Let $R$ be a commutative Noetherian ring (with unity). For every maximal ideal $\mathfrak{p}$, denote by $R_{\mathfrak{p}}$ the completion of $R$ at $\mathfrak{p}$. I wish to show that $\bigoplus_{\mathfrak{p}} R_{\mathfrak{p}}$ is a faithfully flat $R$-module. If $R$ is Noetherian, then $R_{\mathfrak{p}}$ is flat for every $\mathfrak{p}$, and so $\bigoplus_{\mathfrak{p}}R_{\mathfrak{p}}$ is flat. Let $M$ be an $R$-module. We need to show that if $\left(\bigoplus_{\mathfrak{p}} R_{\mathfrak{p}}\right)\otimes_R M=0$, then $M=0$. We have $$0=\left(\bigoplus_{\mathfrak{p}} R_{\mathfrak{p}}\right)\otimes_R M\cong \bigoplus_{\mathfrak{p}} (R_{\mathfrak{p}}\otimes_R M).$$ We need to deduce that if $R_{\mathfrak{p}}\otimes_R M=0$ for every $\mathfrak{p}$, then $M=0$. This is clear if instead of the completions one considers the localisations. But is this still true in our setting?

Answer 1

If there is a nonzero element $a\in M$ then there is a maximal ideal $\mathfrak{p}$ containing the annihilator of $a$, giving us an injective map $R/\mathfrak{p} \to M$. By flatness, there is an injective map $R_\mathfrak{p} \otimes R/\mathfrak{p} \to R_\mathfrak{p} \otimes M$.

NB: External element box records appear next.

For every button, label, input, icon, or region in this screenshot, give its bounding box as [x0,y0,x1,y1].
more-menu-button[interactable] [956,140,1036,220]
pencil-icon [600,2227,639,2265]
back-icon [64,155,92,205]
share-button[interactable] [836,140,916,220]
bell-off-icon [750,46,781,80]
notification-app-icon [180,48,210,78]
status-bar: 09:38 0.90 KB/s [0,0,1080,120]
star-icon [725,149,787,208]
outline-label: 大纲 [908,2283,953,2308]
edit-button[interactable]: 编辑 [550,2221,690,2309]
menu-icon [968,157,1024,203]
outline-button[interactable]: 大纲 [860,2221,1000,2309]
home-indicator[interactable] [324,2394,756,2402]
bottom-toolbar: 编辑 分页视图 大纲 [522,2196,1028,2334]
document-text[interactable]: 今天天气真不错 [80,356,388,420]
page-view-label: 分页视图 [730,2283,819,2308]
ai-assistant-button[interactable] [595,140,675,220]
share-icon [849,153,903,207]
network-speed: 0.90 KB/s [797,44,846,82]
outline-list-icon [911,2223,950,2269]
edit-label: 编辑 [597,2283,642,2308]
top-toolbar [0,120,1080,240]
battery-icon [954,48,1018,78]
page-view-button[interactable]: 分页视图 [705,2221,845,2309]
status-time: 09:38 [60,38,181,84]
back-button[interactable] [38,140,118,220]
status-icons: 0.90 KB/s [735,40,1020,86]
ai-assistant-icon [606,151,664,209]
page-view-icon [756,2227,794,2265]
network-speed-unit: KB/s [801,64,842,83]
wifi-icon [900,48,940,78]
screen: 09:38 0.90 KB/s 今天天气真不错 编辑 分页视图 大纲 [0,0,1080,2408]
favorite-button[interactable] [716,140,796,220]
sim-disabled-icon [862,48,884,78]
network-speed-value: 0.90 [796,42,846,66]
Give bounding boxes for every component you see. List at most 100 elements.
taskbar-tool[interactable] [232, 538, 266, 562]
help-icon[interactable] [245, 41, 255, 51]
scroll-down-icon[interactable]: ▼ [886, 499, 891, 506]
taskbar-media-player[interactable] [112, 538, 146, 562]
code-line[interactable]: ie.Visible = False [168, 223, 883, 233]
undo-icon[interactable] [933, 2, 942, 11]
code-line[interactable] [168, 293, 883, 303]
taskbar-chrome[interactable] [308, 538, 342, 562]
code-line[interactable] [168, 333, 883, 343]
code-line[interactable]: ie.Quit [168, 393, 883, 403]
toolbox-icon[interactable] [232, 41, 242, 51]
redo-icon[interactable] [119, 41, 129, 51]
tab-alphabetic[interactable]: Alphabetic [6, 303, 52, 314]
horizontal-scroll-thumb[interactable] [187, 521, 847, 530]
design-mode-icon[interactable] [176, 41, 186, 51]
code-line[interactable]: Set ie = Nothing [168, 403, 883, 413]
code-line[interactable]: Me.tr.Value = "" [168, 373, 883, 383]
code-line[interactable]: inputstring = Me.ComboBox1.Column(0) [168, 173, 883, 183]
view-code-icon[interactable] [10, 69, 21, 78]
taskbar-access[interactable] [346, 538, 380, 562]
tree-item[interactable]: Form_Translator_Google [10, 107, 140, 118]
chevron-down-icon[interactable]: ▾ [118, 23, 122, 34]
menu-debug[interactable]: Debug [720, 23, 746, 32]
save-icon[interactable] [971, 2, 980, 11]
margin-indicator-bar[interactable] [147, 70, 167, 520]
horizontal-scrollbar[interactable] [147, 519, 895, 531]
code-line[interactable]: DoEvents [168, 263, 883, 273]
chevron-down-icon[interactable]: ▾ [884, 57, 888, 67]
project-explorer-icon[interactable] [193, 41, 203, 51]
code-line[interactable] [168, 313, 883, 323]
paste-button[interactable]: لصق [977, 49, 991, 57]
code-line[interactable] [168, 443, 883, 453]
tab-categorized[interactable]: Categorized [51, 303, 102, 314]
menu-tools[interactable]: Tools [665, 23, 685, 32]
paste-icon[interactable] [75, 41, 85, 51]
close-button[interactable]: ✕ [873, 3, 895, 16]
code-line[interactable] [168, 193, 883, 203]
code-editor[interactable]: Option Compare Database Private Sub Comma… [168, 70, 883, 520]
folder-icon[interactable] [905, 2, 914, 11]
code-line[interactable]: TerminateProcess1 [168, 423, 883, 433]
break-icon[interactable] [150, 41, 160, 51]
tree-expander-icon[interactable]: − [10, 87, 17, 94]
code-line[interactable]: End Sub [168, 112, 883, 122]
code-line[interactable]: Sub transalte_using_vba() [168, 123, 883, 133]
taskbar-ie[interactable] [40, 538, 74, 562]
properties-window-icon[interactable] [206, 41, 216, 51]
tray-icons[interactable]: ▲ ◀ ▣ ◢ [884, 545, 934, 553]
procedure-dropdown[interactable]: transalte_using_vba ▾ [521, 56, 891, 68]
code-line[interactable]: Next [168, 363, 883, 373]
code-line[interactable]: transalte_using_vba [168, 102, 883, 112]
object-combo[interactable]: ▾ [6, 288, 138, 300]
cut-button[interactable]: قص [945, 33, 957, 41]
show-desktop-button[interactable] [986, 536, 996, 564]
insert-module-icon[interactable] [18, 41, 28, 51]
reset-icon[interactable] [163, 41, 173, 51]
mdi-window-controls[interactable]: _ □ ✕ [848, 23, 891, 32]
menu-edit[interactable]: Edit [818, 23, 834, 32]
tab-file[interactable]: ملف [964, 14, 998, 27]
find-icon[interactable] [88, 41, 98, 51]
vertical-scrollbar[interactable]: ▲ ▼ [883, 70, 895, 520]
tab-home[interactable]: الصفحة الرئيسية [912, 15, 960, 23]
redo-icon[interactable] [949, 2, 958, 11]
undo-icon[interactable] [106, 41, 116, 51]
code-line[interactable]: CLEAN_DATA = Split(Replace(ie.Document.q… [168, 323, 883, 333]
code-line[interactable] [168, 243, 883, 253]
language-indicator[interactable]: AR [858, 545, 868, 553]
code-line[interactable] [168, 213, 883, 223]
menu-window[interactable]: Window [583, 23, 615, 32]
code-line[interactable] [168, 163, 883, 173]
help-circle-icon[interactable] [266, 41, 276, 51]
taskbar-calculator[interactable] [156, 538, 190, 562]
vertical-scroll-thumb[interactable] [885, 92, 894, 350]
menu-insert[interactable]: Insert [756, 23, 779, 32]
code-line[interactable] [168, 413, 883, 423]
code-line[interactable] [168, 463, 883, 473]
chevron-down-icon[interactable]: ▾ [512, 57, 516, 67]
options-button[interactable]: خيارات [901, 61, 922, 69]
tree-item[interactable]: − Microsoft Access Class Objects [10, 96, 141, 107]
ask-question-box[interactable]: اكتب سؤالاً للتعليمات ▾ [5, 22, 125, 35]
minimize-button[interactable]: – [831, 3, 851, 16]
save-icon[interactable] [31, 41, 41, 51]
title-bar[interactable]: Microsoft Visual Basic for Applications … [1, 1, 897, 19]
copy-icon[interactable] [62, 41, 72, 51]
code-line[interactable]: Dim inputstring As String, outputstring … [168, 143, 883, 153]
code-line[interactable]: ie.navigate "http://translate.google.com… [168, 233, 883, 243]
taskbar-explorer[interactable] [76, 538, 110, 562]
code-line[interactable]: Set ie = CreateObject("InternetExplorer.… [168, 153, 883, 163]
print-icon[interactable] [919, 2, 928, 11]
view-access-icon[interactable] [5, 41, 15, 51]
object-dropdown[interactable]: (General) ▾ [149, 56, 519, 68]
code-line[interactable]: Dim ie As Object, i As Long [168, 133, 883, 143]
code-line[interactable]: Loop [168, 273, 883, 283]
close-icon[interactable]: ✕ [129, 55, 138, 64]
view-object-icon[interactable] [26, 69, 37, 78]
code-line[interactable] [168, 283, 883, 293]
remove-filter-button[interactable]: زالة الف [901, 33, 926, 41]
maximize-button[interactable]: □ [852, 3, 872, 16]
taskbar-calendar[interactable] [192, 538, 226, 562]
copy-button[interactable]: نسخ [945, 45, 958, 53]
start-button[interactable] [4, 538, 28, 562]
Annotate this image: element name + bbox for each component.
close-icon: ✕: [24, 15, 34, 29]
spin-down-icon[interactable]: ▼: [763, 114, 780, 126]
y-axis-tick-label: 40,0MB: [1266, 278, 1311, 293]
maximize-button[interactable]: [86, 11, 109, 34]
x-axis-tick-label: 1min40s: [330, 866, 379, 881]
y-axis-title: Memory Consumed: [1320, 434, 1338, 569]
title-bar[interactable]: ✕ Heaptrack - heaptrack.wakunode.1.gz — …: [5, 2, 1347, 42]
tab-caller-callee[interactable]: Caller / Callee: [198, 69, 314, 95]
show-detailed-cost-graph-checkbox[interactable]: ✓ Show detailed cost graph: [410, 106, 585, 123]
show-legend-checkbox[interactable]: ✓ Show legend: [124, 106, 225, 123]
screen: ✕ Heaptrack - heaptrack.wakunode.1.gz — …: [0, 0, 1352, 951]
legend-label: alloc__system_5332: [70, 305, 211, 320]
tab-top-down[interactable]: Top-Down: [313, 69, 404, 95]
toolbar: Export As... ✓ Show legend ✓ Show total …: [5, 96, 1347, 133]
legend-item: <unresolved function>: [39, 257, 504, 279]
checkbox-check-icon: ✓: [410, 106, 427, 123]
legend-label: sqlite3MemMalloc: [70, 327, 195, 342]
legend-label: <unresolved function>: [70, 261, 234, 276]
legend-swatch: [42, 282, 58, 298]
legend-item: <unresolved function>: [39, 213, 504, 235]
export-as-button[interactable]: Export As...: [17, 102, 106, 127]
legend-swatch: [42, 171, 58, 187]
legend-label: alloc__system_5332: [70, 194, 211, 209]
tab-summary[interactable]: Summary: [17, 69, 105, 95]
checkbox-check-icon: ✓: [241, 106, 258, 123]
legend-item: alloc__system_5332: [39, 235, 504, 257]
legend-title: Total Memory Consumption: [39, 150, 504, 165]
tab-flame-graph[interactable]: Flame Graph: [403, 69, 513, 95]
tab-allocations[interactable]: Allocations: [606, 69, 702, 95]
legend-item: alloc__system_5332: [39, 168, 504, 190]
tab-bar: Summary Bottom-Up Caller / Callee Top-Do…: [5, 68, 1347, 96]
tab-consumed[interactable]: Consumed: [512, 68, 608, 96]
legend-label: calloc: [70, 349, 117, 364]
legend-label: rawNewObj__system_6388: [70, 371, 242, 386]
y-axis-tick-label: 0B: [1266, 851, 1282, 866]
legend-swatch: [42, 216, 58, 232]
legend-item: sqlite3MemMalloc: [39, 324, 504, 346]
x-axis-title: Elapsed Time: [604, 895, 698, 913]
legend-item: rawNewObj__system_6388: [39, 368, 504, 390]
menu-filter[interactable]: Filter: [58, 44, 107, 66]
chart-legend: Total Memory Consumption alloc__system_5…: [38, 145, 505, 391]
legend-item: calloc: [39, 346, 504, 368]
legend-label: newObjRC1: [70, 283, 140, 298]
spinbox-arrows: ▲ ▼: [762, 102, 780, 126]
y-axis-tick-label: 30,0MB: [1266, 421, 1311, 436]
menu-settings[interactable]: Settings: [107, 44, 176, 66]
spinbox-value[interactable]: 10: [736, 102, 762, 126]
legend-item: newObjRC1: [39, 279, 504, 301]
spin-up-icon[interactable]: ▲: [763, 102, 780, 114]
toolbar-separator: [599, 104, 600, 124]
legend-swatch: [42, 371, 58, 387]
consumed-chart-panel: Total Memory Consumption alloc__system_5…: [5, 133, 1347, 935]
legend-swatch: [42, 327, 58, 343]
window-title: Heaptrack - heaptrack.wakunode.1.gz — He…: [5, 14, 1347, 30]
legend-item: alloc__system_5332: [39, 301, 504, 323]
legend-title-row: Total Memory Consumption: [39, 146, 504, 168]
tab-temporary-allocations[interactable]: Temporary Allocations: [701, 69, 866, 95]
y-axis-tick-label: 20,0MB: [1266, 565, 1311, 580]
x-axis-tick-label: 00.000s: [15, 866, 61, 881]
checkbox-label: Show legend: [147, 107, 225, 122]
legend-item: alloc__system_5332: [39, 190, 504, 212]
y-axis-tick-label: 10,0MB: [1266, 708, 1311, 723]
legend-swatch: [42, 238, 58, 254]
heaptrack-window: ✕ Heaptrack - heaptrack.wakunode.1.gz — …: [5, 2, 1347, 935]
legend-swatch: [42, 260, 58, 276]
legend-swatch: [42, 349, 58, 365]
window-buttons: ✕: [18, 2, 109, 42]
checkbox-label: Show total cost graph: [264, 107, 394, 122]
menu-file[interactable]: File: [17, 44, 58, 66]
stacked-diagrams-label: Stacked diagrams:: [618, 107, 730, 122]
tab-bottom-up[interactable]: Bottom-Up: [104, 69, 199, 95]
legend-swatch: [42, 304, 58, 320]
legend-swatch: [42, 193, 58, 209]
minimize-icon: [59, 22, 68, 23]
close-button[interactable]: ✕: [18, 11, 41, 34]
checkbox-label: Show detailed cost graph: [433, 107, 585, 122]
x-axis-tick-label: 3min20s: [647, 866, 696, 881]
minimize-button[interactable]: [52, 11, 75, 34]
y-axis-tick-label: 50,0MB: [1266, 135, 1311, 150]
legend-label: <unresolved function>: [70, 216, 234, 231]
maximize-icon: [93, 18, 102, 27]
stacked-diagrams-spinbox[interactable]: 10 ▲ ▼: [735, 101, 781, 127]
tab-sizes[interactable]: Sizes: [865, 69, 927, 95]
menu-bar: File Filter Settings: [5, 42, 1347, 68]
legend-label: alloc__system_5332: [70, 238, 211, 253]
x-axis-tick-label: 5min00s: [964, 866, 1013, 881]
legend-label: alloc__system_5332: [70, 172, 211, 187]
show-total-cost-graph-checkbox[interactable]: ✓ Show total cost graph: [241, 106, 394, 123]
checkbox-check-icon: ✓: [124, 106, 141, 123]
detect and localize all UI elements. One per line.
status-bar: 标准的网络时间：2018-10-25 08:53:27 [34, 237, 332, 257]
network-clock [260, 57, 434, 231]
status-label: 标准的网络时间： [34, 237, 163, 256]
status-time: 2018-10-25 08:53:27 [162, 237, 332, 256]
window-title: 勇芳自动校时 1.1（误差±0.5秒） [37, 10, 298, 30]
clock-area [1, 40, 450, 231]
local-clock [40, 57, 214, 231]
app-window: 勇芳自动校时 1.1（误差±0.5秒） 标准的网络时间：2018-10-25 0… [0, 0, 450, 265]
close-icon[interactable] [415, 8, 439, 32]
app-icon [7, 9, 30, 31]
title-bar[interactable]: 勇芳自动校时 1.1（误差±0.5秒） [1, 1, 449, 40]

But $R_\mathfrak{p} \otimes R/\mathfrak{p} = R_\mathfrak{p} / \mathfrak{p}R_\mathfrak{p} \neq 0$, so $R_\mathfrak{p} \otimes M \neq 0$.

Note that this points to a more general fact: to check that a flat module is faithfully flat, it's enough to check that its tensor product with $R/\mathfrak{p}$ is nonzero for all maximal ideals $\mathfrak{p}$.